Saturday, August 6, 2016

The Murder of Mary Russell by Laurie E. King

Then with an appalling, wet convulsion, the old man went limp.  As Clarissa bent over her father, infant wails mingled with the keening sounds of her own abandonment.
--Laurie E. King, The Murder of Mary Russell (Bantam 2016)

I generally avoid pastiches of Doyle's Sherlock Holmes stories (the useful website about mysteries, http://www.stopyourekillingme.com has 23 authors of Sherlock Holmes books listed) --they usually suffer from too little or too much imagination -- but a friend recommended King's books to me as being of fairly high quality. The first few, beginning with The Beekeeper's Apprentice in 1994, are intelligent novels about Holmes's retirement years and his eventual marriage to scholar Mary Russell.  In the later books (King has written thirteen so far) Holmes is sometimes barely seen and King concentrates on the role of Mary and women in post-Victorian England.  The Murder of Mary Russell was suggested by Doyle's story "The Gloria Scott" published in Strand Magazine in 1893.  In that story a man survives a shipwreck and becomes a blackmailer.  The blackmailer's last name is Hudson, the last name of Holmes's housekeeper, though no relationship is suggested in Doyle's story.  In King's book this Hudson is Mrs.
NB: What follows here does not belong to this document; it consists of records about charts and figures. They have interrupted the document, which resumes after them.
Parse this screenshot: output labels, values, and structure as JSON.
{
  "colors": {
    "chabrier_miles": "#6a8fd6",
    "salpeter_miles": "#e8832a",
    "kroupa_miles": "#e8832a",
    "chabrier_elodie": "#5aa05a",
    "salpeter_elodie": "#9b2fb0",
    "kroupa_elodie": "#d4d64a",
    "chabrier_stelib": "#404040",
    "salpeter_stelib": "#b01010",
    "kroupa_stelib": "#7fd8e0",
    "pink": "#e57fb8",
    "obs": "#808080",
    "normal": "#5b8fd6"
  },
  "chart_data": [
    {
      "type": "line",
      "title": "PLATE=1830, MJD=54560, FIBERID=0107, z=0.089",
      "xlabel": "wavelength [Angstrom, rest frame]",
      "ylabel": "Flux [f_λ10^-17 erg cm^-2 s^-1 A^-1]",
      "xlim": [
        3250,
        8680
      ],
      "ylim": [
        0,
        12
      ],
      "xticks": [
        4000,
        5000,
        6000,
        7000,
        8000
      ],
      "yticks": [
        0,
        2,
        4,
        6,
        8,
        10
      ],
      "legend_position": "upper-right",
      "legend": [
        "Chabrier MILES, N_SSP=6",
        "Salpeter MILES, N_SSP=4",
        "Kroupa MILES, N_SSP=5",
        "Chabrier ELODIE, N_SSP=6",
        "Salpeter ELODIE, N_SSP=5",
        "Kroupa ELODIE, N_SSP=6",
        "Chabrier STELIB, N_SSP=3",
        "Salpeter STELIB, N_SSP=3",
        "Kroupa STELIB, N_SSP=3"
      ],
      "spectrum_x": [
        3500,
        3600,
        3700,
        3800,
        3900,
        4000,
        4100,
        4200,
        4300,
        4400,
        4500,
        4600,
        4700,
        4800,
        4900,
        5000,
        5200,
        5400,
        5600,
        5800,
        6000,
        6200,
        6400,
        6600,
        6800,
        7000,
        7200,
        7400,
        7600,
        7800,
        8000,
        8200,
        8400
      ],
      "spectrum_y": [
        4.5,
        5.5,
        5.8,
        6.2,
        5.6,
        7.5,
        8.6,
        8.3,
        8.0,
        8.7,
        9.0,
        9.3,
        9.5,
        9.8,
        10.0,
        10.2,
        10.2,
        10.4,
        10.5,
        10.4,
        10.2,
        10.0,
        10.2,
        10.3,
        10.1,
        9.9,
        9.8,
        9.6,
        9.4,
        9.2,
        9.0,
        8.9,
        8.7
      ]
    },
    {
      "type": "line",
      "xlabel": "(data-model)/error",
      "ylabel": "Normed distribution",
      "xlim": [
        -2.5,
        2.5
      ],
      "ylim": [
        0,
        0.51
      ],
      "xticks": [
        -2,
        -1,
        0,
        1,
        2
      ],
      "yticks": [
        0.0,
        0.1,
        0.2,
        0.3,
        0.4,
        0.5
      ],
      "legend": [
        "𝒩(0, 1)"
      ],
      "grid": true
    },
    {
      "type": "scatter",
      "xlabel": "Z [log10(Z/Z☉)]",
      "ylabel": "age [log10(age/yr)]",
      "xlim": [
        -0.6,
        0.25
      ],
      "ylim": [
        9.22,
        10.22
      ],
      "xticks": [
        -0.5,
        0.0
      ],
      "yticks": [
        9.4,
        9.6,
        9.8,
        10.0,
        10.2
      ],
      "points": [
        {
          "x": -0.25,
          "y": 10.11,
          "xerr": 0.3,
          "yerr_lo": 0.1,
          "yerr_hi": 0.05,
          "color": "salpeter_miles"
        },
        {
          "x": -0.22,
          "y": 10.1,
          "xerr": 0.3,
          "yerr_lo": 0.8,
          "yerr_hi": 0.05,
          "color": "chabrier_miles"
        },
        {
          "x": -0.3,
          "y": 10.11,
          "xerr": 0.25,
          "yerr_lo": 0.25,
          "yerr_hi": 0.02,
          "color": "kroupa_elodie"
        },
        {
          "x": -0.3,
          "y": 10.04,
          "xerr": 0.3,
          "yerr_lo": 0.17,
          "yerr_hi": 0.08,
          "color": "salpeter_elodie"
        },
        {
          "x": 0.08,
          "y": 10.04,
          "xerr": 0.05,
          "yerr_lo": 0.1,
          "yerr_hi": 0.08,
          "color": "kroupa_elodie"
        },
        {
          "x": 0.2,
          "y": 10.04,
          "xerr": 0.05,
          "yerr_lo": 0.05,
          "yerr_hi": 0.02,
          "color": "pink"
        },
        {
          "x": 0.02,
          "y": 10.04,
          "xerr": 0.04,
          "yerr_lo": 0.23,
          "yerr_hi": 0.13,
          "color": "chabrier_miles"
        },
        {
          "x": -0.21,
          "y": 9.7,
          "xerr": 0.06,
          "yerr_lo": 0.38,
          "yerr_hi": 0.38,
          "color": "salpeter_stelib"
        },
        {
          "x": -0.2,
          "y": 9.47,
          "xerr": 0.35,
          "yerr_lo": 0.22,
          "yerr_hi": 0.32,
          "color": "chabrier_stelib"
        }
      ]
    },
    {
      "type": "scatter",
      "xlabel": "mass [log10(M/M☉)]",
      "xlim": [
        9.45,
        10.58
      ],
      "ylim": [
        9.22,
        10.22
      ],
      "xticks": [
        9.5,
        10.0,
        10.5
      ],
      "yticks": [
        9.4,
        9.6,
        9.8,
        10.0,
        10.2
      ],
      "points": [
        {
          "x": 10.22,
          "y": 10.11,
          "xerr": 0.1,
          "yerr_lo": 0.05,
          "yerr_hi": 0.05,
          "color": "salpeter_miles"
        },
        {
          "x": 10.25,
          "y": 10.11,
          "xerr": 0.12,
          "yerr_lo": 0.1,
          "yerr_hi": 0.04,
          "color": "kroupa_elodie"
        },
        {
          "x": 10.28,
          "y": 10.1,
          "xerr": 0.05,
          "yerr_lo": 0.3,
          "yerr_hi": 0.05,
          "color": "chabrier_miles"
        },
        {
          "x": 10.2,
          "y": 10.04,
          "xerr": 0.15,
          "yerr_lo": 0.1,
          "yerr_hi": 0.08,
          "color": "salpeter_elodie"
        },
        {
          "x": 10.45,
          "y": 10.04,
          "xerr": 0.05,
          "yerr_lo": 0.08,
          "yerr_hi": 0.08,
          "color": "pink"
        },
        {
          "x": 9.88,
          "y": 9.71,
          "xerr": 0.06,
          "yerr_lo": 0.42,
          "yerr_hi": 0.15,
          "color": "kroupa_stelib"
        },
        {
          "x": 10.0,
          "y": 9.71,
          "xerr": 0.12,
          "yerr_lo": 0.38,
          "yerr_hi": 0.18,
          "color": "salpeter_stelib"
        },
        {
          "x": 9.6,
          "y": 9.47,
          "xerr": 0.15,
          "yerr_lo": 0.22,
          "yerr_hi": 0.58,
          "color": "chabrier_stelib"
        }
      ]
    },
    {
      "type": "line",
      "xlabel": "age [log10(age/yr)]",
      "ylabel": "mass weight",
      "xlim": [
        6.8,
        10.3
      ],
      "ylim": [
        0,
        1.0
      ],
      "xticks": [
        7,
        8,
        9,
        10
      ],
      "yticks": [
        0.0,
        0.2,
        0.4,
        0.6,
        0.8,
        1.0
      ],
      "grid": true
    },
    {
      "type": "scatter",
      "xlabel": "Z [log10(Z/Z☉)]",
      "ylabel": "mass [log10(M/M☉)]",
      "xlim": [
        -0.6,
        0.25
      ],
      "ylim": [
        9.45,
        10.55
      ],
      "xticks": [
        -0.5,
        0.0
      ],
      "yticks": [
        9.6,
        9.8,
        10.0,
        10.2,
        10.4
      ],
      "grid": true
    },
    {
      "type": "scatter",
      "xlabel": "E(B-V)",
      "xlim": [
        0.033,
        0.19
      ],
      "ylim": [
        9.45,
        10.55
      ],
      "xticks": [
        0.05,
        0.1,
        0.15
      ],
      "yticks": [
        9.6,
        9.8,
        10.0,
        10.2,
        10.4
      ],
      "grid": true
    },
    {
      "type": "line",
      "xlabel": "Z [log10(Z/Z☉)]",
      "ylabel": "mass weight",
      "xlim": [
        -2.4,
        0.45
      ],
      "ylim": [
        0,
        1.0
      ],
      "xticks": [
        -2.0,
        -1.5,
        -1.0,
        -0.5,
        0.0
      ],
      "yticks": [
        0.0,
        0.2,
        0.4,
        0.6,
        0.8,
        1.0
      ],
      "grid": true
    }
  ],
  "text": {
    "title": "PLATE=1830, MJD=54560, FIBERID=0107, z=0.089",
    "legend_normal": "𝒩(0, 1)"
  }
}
Hudson's father and the novel is mostly an extended flashback to Mrs. Hudson's childhood in Australia, her life of petty crime and her illegitimate son.  Eventually Holmes finds Clarissa Hudson while hunting for her father and hires her as his housekeeper while her son stays in Australia with Clarissa's sister; there are some interesting class-conscious parallels with Samuel Richardson's 18th C, novel Clarissa.
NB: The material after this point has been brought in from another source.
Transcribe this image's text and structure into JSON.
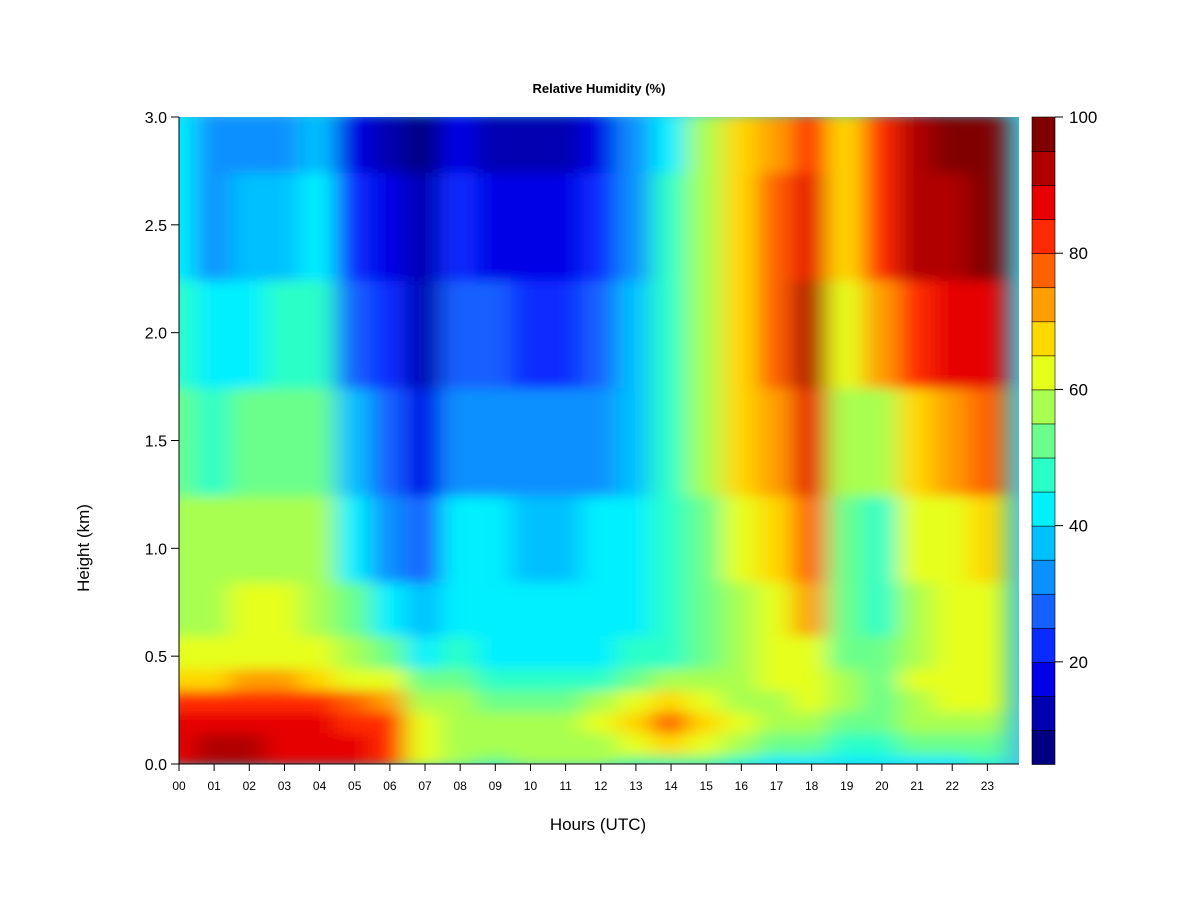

There is an unusual amount of bloodshed in this book, mostly revealed in its aftermath. Also, like too many mystery writers, King often misleads and manipulates her readers; I presume, since it is so common, that readers like this.  Generally I prefer genre writers such as John D. MacDonald and Raymond Chandler, who write in the first person, the reader learning about events as the narrator does. King's novel of mostly flashback is similar to Doyle's novels --especially The Valley of Fear(1914) -- and we get only a glimpse of the young Sherlock Holmes, when he rescues Clarissa from her father; he appears mostly, in King's novels, after the period that Watson writes about and the emphasis is more on his emotions than his ratiocination.